For this post, let’s keep it simple and categorize the security practices into three groups: Old, “old but new”, and net new.
Old
For our GenAI OS version 1, we’ll want to import some tried-and-true security measures like authentication, software supply chain (SSC) validation/verification, and encryption.
- Authentication: With voice and gestures as our main interaction modes, biometric authentication will be key. We’re talking voice, face, or fingerprint recognition here. I can already hear the security folks in the crowd screaming about how it’s possible to bypass these forms of authentication, especially voice (thanks to GenAI). But by integrating passkey and cutting-edge tech to sniff out fake biometrics, we’re heading towards solving these issues.
- Software supply chain (SSC): Our orchestrator LLM will rely on software 1.0 tools and finetuned LLMs from the LLM app store, both of which will be vulnerable to upstream attacks. The example for software 1.0 tools is clear, with companies facing constant SSC attacks. For LLMs, the challenge is tougher, given the nascent state of SSC security tools. A good starting point? Ensuring downloaded LLMs come from their claimed publishers (think SLSA for LLMs).
- Encryption: Considering that our GenAI OS’s vector database will store heaps of personal info (like social security numbers, health records, and financial details), encrypting this data whether at rest, in transit, or potentially even in use, is critical.
Old, but new
Moving on, let’s explore some traditional security practices reimagined with an LLM spin:
- Authorization/Segmentation: I’m grouping these, as they both aim to address different angles of a similar challenge. We have the dual LLM architecture and control tokens. Dual LLMs are all about splitting privileged and non-privileged LLMs. Privileged LLMs will have the ability to cause serious damage if taken over by an attacker, so all outside access is delegated to the non-privileged LLM (see more here). Control tokens, on the other hand, aim for a clear-cut separation at the token level between user inputs and system instructions. This is to ward off common prompt injection attacks. Think of it like “special tokens” in today’s terms, where you tell the LLM to sandwich specific types of info within set brackets (e.g., [CODE] … [/CODE]). It’s similar to how we separate user and kernel land in traditional OSs.

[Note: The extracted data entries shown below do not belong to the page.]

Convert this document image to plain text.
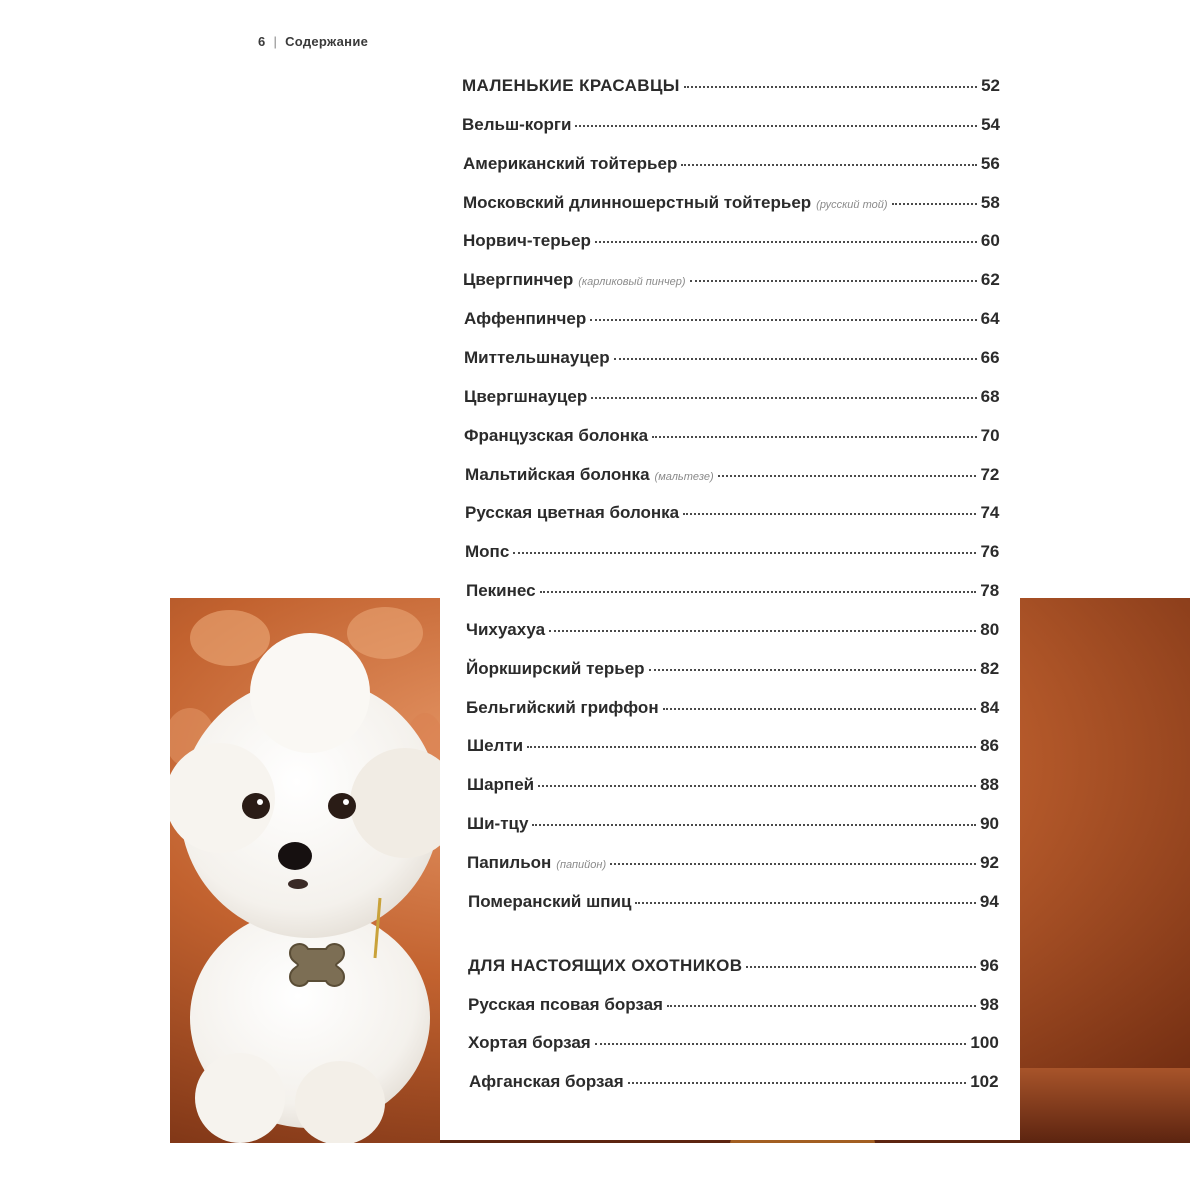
6 | Содержание
МАЛЕНЬКИЕ КРАСАВЦЫ	52
Вельш-корги	54
Американский тойтерьер	56
Московский длинношерстный тойтерьер (русский той)	58
Норвич-терьер	60
Цвергпинчер (карликовый пинчер)	62
Аффенпинчер	64
Миттельшнауцер	66
Цвергшнауцер	68
Французская болонка	70
Мальтийская болонка (мальтезе)	72
Русская цветная болонка	74
Мопс	76
Пекинес	78
Чихуахуа	80
Йоркширский терьер	82
Бельгийский гриффон	84
Шелти	86
Шарпей	88
Ши-тцу	90
Папильон (папийон)	92
Померанский шпиц	94
ДЛЯ НАСТОЯЩИХ ОХОТНИКОВ	96
Русская псовая борзая	98
Хортая борзая	100
Афганская борзая	102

- Vulnerability scanning: Outside of traditional vulnerability scanning of software 1.0 tools, we’re witnessing an evolution in scanning tools specifically for LLMs. This includes emerging tools focused on testing LLMs against prompt injection attacks. Notable examples include Garak and PromptMap.
Net new
Finally, we have the net new security practices, here we’re mainly talking about LLM evaluations. I’ve written more on this topic in another post, so I’ll keep this concise. In a nutshell, using LLMs to evaluate other LLMs’ output is the most effective way defenders have found to ensure that the LLMs aren’t up to any mischief, leaking private info, or churning out vulnerable code.

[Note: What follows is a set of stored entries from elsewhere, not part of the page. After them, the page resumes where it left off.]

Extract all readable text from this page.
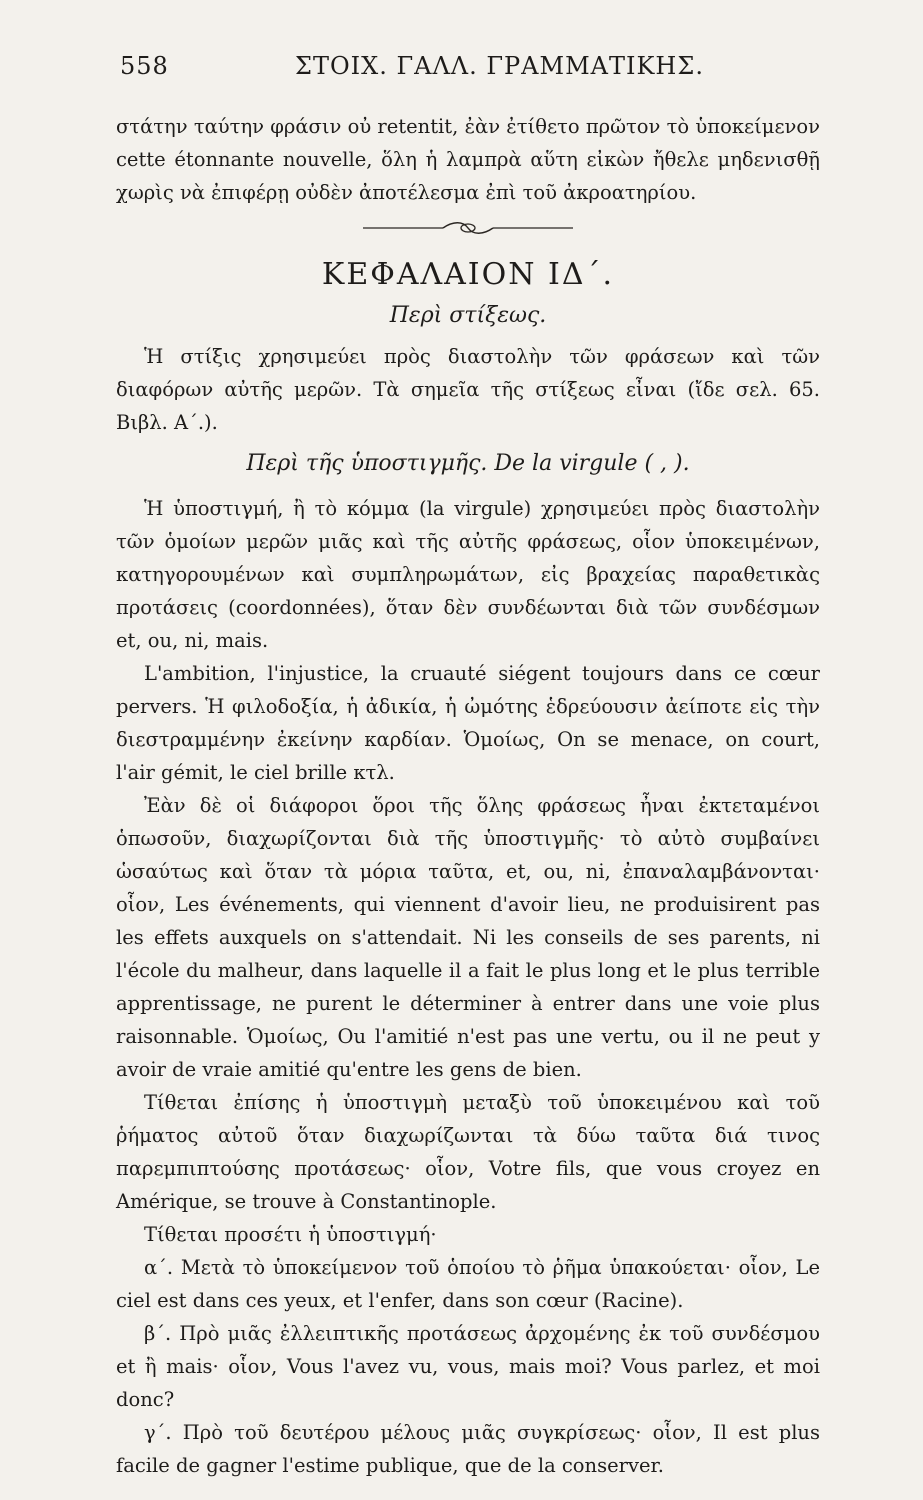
558	ΣΤΟΙΧ. ΓΑΛΛ. ΓΡΑΜΜΑΤΙΚΗΣ.

στάτην ταύτην φράσιν οὐ retentit, ἐὰν ἐτίθετο πρῶτον τὸ ὑποκείμενον cette étonnante nouvelle, ὅλη ἡ λαμπρὰ αὕτη εἰκὼν ἤθελε μηδενισθῇ χωρὶς νὰ ἐπιφέρῃ οὐδὲν ἀποτέλεσμα ἐπὶ τοῦ ἀκροατηρίου.

ΚΕΦΑΛΑΙΟΝ ΙΔ΄.
Περὶ στίξεως.

Ἡ στίξις χρησιμεύει πρὸς διαστολὴν τῶν φράσεων καὶ τῶν διαφόρων αὐτῆς μερῶν. Τὰ σημεῖα τῆς στίξεως εἶναι (ἴδε σελ. 65. Βιβλ. Α΄.).

Περὶ τῆς ὑποστιγμῆς. De la virgule ( , ).

Ἡ ὑποστιγμή, ἢ τὸ κόμμα (la virgule) χρησιμεύει πρὸς διαστολὴν τῶν ὁμοίων μερῶν μιᾶς καὶ τῆς αὐτῆς φράσεως, οἷον ὑποκειμένων, κατηγορουμένων καὶ συμπληρωμάτων, εἰς βραχείας παραθετικὰς προτάσεις (coordonnées), ὅταν δὲν συνδέωνται διὰ τῶν συνδέσμων et, ou, ni, mais.

L'ambition, l'injustice, la cruauté siégent toujours dans ce cœur pervers. Ἡ φιλοδοξία, ἡ ἀδικία, ἡ ὠμότης ἑδρεύουσιν ἀείποτε εἰς τὴν διεστραμμένην ἐκείνην καρδίαν. Ὁμοίως, On se menace, on court, l'air gémit, le ciel brille κτλ.

Ἐὰν δὲ οἱ διάφοροι ὅροι τῆς ὅλης φράσεως ἦναι ἐκτεταμένοι ὁπωσοῦν, διαχωρίζονται διὰ τῆς ὑποστιγμῆς· τὸ αὐτὸ συμβαίνει ὡσαύτως καὶ ὅταν τὰ μόρια ταῦτα, et, ou, ni, ἐπαναλαμβάνονται· οἷον, Les événements, qui viennent d'avoir lieu, ne produisirent pas les effets auxquels on s'attendait. Ni les conseils de ses parents, ni l'école du malheur, dans laquelle il a fait le plus long et le plus terrible apprentissage, ne purent le déterminer à entrer dans une voie plus raisonnable. Ὁμοίως, Ou l'amitié n'est pas une vertu, ou il ne peut y avoir de vraie amitié qu'entre les gens de bien.

Τίθεται ἐπίσης ἡ ὑποστιγμὴ μεταξὺ τοῦ ὑποκειμένου καὶ τοῦ ῥήματος αὐτοῦ ὅταν διαχωρίζωνται τὰ δύω ταῦτα διά τινος παρεμπιπτούσης προτάσεως· οἷον, Votre fils, que vous croyez en Amérique, se trouve à Constantinople.

Τίθεται προσέτι ἡ ὑποστιγμή·

α΄. Μετὰ τὸ ὑποκείμενον τοῦ ὁποίου τὸ ῥῆμα ὑπακούεται· οἷον, Le ciel est dans ces yeux, et l'enfer, dans son cœur (Racine).

β΄. Πρὸ μιᾶς ἐλλειπτικῆς προτάσεως ἀρχομένης ἐκ τοῦ συνδέσμου et ἢ mais· οἷον, Vous l'avez vu, vous, mais moi? Vous parlez, et moi donc?

γ΄. Πρὸ τοῦ δευτέρου μέλους μιᾶς συγκρίσεως· οἷον, Il est plus facile de gagner l'estime publique, que de la conserver.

Whew, that was a bit of a marathon post! I still have open-ended questions, but I’m curious, what do you think?! Is this all crazy talk? Can we realistically envision an OS revolving around LLMs? And what are the big hurdles that might stop us from reaching this future?
For all of you who have made it this far, thank you. I hope this gives you a clearer picture of what our future GenAI OS might entail, how it could operate, and the initial steps toward securing it.